In September 2014, I was working as a watch officer in the U.S. State Department’s Operations Center, the 24/7 nerve center that monitors world events and responds to global crises. This meant I had a front row seat to the expansive U.S. government response to the Ebola epidemic that rocked West Africa that year. It was the biggest outbreak of Ebola so far with more than 11,000 deaths reported.
I was on the watch floor when we found out that an American doctor working on the response had contracted the disease in Sierra Leone, and the U.S. government was arranging to evacuate him back to the United States for treatment.

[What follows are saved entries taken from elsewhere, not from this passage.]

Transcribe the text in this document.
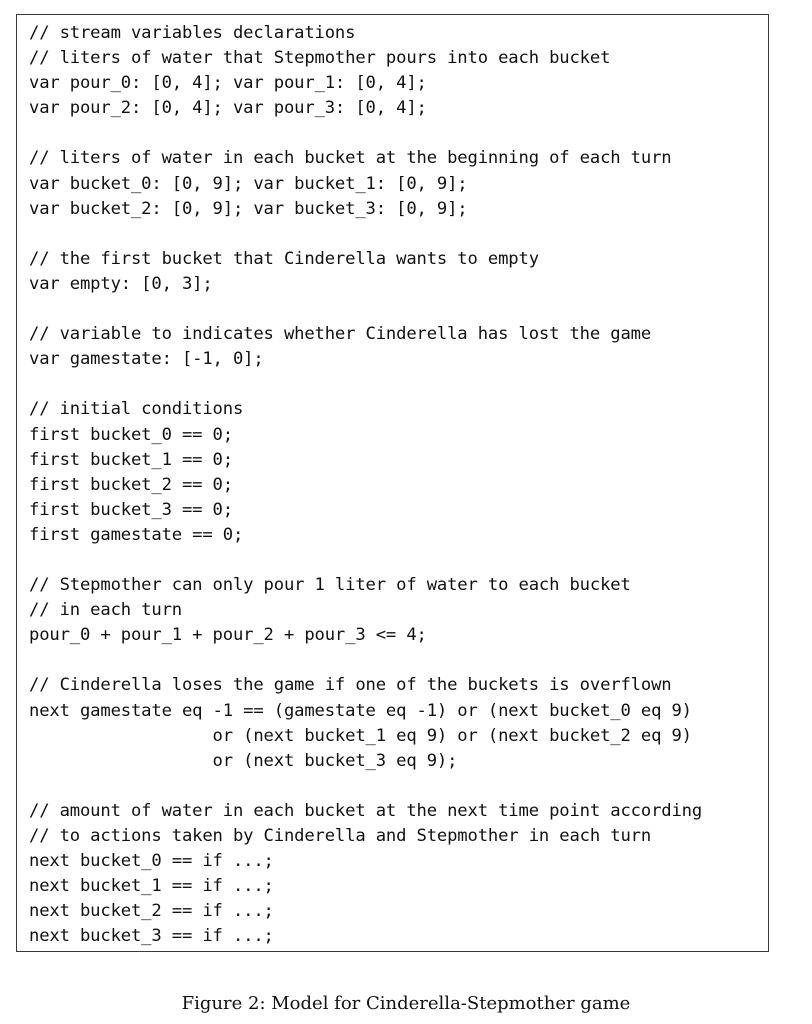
// stream variables declarations
// liters of water that Stepmother pours into each bucket
var pour_0: [0, 4]; var pour_1: [0, 4];
var pour_2: [0, 4]; var pour_3: [0, 4];
// liters of water in each bucket at the beginning of each turn
var bucket_0: [0, 9]; var bucket_1: [0, 9];
var bucket_2: [0, 9]; var bucket_3: [0, 9];
// the first bucket that Cinderella wants to empty
var empty: [0, 3];
// variable to indicates whether Cinderella has lost the game
var gamestate: [-1, 0];
// initial conditions
first bucket_0 == 0;
first bucket_1 == 0;
first bucket_2 == 0;
first bucket_3 == 0;
first gamestate == 0;
// Stepmother can only pour 1 liter of water to each bucket
// in each turn
pour_0 + pour_1 + pour_2 + pour_3 <= 4;
// Cinderella loses the game if one of the buckets is overflown
next gamestate eq -1 == (gamestate eq -1) or (next bucket_0 eq 9)
or (next bucket_1 eq 9) or (next bucket_2 eq 9)
or (next bucket_3 eq 9);
// amount of water in each bucket at the next time point according
// to actions taken by Cinderella and Stepmother in each turn
next bucket_0 == if ...;
next bucket_1 == if ...;
next bucket_2 == if ...;
next bucket_3 == if ...;
Figure 2: Model for Cinderella-Stepmother game
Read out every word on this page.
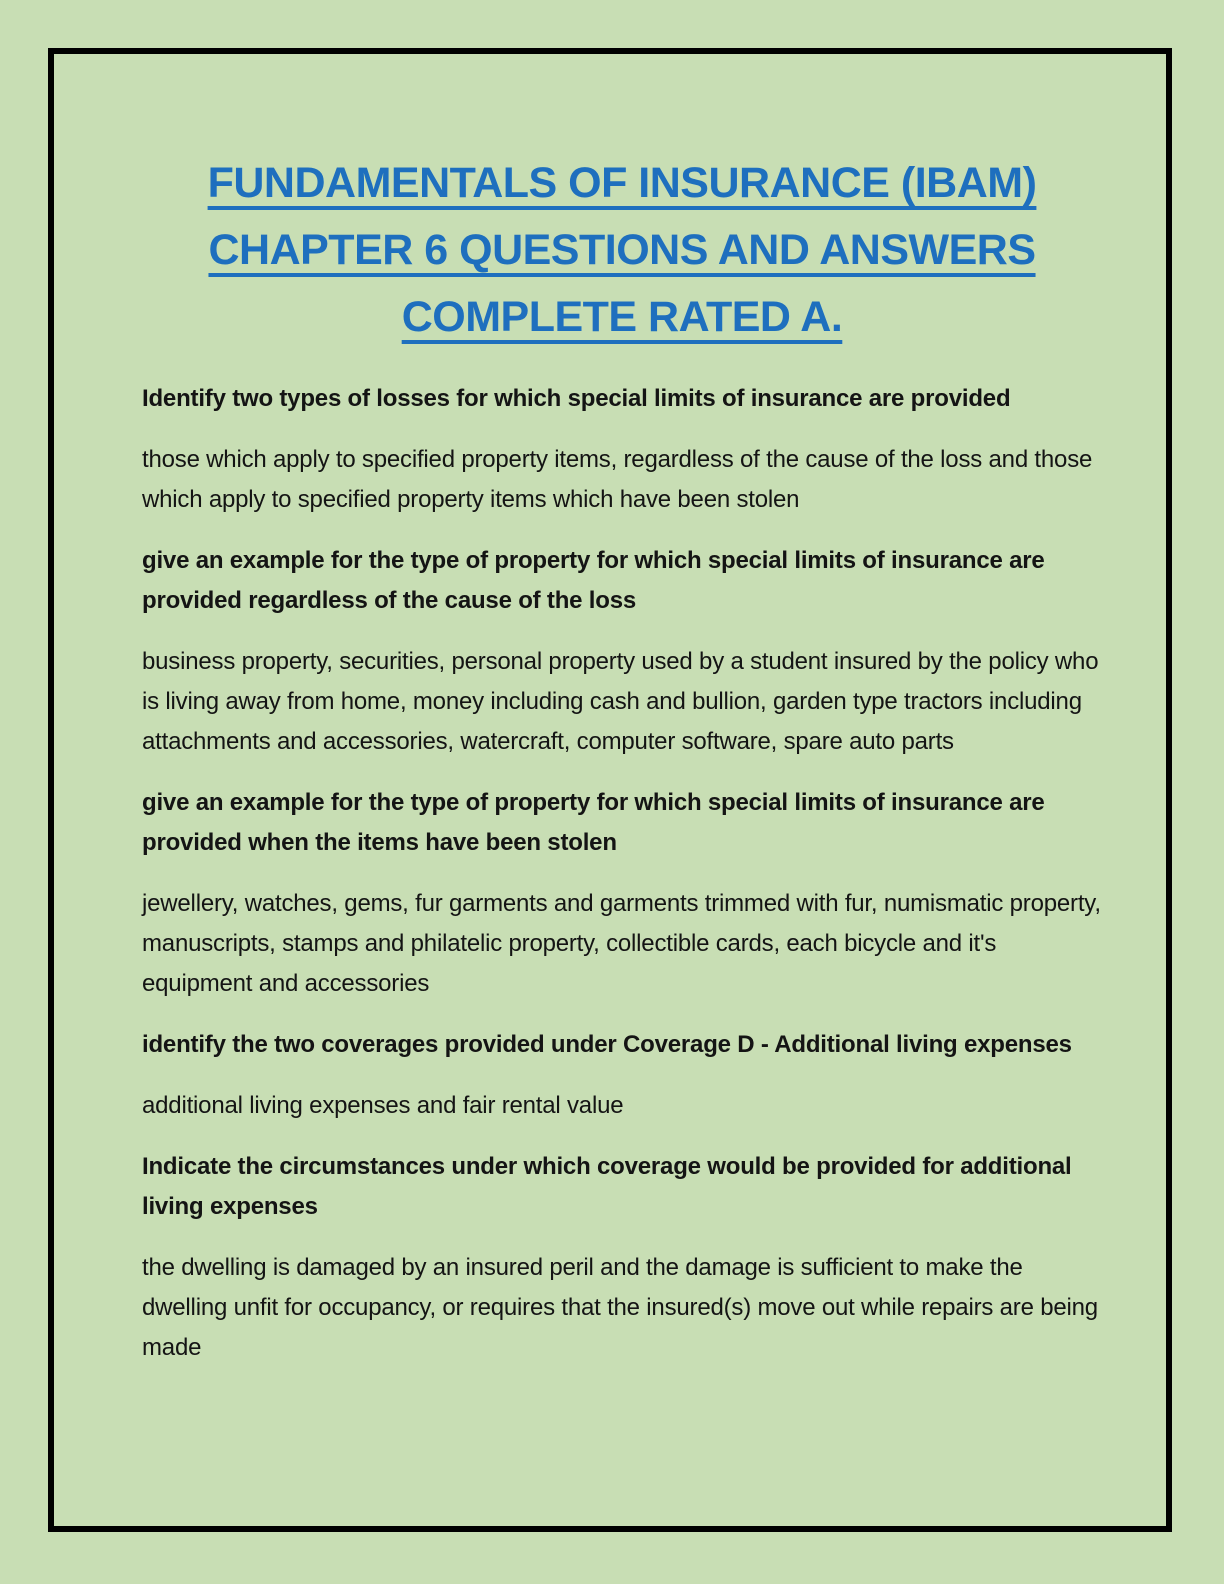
FUNDAMENTALS OF INSURANCE (IBAM)
CHAPTER 6 QUESTIONS AND ANSWERS
COMPLETE RATED A.

Identify two types of losses for which special limits of insurance are provided

those which apply to specified property items, regardless of the cause of the loss and those which apply to specified property items which have been stolen

give an example for the type of property for which special limits of insurance are provided regardless of the cause of the loss

business property, securities, personal property used by a student insured by the policy who is living away from home, money including cash and bullion, garden type tractors including attachments and accessories, watercraft, computer software, spare auto parts

give an example for the type of property for which special limits of insurance are provided when the items have been stolen

jewellery, watches, gems, fur garments and garments trimmed with fur, numismatic property, manuscripts, stamps and philatelic property, collectible cards, each bicycle and it's equipment and accessories

identify the two coverages provided under Coverage D - Additional living expenses

additional living expenses and fair rental value

Indicate the circumstances under which coverage would be provided for additional living expenses

the dwelling is damaged by an insured peril and the damage is sufficient to make the dwelling unfit for occupancy, or requires that the insured(s) move out while repairs are being made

That doctor happened to be my friend Ian Crozier. I’d been emailing with him about the crisis only days before. He would not have survived without the specialized care and facilities he was able to access at home.
As the current Ebola epidemic unfolds, I can’t help but wonder what might have happened, to him and the world, if the United States had different leadership then. In a break with past practice, the current administration isn’t even bringing affected Americans back home for treatment.
The withdrawal from the World Health Organization during the second administration of President Donald Trump; massive cuts to foreign aid; dismantling of the U.S. Agency for International Development, our country’s flagship foreign assistance agency; and gutting of global health staff at the Centers for Disease Control and Prevention have put us and the world at far greater risk from epidemics like this one.
U.S. foreign aid funded detection and containment capabilities through community health workers in the region. It funded healthcare infrastructure, such as clinics, labs and testing facilities, and basic supplies, such as gloves, masks and other essential protection for healthcare workers. It funded nongovernmental organizations that worked in remote places to monitor, treat and manage illness. When USAID was dismantled, much of the global healthcare infrastructure across Africa died with it, leaving communities in vulnerable areas with little ability to effectively detect or contain infectious disease.
By withdrawing our funding, expertise and participation from the WHO, the United States also severely eroded the capacity of the global institution best positioned to respond to epidemics.
Even this administration seemed to understand that Ebola prevention should be an “America First” priority. During a Cabinet meeting last year, Elon Musk noted that Ebola prevention funding was “accidentally” canceled by his so-called Department of Government Efficiency, but assured the president and the public that it was quickly restored. “I think we all want Ebola prevention,” he said. But that “mistake” was not in fact corrected. Funding for healthcare response in the region was gutted, and many experts in high-risk outbreaks were pushed out of the government, leaving America ill prepared to act.
In 2014, the U.S. response involved billions of dollars, the deployment of nearly 200 USAID and the CDC experts, and 1,800 Defense Department personnel. The U.S. government worked closely with the WHO and countries across the affected region and the world. Existing U.S.-funded healthcare programs meant the human and physical infrastructure was already in place to enable early detection and facilitate effective response.
Even that highly coordinated international response had many shortcomings, but the lessons learned should have positioned the world to respond better to this crisis today. Instead, the global response has been delayed and hobbled. About 900 suspected cases and 220 suspected deaths have been tracked so far, but no one understands its real scale yet. Most prior Ebola outbreaks ended before they reached this level.
This epidemic faces other serious complications. No approved vaccines or therapeutic treatments exist yet for this Ebola strain, and its long incubation period — two to three weeks rather than two to three days — facilitates the spread, since people who appear healthy can carry it longer and farther without detection.
The front lines of the epidemic are also the front lines of a war, making it harder to treat, and the region’s porous borders make it harder to contain. At least three health facilities have been attacked so far, leading infected patients to flee. The rapid influx of new resources and officials in a region raised deep suspicion in the local population, and that suspicion itself remains an obstacle to treatment and containment of the disease.
This outbreak has spread from the Democratic Republic of Congo to Uganda, and officials fear it may have already traveled beyond those two, since eight countries border the affected region. The Africa CDC is doing its best to organize a robust response, but its aim to raise $319 million seems paltry compared with what similar outbreaks have needed in the past.
But the past was a very different operating environment for global healthcare. The question is whether this outbreak will serve as a warning that triggers the U.S. government to reinvest in global health while it still can, or if that warning will come too late.
Elizabeth Shackelford is a senior adviser with the Institute for Global Affairs at Eurasia Group and a foreign affairs columnist for the Tribune. She is also a distinguished lecturer with the Dickey Center at Dartmouth College. She was previously a U.S. diplomat and is the author of “The Dissent Channel: American Diplomacy in a Dishonest Age.”